Cross-model cultural bias in LLMs: extending the Harvard WEIRD study - ON-1220

Project type: Research
Desired discipline(s): Computer science, Mathematical Sciences, Cultural studies, Social Sciences & Humanities, Psychology
Company: Tulong Technologies Inc.
Project Length: 4 to 6 months
Preferred start date: 09/01/2026
Language requirement: English
Location(s): Toronto, ON, Canada
No. of positions: 1
Desired education level: Undergraduate/Bachelor
Open to applicants registered at an institution outside of Canada: No

About the company: 

Tulong Technologies is an AI company building a plug-and-play cultural intelligence engine for enterprises and public-sector organizations. Tulong helps teams reduce and prevent AI bias by combining governed multicultural data with structured Cultural Intelligence (CQ) reasoning, confidence-aware scoring and escalation and human-in-the-loop expert review. Designed to integrate into existing AI workflows, the platform provides clear explanations, policy controls and audit-ready logs to support safer multilingual and multicultural communications and decision support across functions and industries.

Describe the project.: 

This research project extends the landmark 2023 Harvard University study (Atari et al., “Which Humans?”) that revealed GPT’s psychological profile aligns predominantly with Western, Educated, Industrialized, Rich, and Democratic (WEIRD) populations. Full research is aviable here: https://osf.io/preprints/psyarxiv/5b26t_v1
The original study was limited to a single AI model. This project expands the investigation to all major commercial large language models — including GPT-4o, Claude (Anthropic), Gemini (Google), Copilot (Microsoft), Llama 3 (Meta), Deepseek and Qwen (Alibaba).
The intern will build an automated pipeline to administer World Values Survey (WVS) questions across multiple LLM APIs, collecting 1000+ responses per variable per model. Using hierarchical cluster analysis and principal component analysis, the project will map each model’s cultural proximity to 30+ world cultures and produce a standardized “WEIRD Index” (0–100) enabling direct cross-model comparison.
A critical extension involves a language-switching dimension: administering identical WVS questions in 10+ languages to test whether the language of a prompt shifts a model’s cultural alignment.
Deliverables include a peer-reviewable academic paper, an open-source multi-model cultural alignment dashboard, a publicly available dataset, and a benchmarking tool. This research directly supports Tulong’s CulturalIQ Engine by providing foundational evidence that cultural bias is systemic across all major AI models — establishing the need for a dedicated cultural intelligence layer.

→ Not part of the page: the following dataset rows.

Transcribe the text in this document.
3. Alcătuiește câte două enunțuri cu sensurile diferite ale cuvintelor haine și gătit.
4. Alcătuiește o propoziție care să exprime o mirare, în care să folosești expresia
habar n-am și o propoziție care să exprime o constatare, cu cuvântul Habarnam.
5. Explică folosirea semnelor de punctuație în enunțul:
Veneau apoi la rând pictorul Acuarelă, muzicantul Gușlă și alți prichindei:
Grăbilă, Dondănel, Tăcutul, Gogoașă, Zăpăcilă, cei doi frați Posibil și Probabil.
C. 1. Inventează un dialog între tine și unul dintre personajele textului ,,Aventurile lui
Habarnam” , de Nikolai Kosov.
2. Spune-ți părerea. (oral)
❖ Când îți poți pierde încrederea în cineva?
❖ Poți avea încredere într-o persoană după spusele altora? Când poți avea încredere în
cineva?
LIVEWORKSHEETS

Required expertise/skills: 

Required: Statistical analysis (hierarchical clustering, PCA, regression); familiarity with cross-cultural psychology research methods and the World Values Survey dataset.
Preferred: Experience with natural language processing (NLP), large language model evaluation, data visualization (D3.js, Plotly), and multilingual text processing. Knowledge of psychometric testing methodology and cross-cultural research design is an asset.
Software: Python (pandas, scikit-learn, scipy, matplotlib), Jupyter notebooks, API frameworks, Git/GitHub, cloud compute (AWS/GCP for large-scale API calls).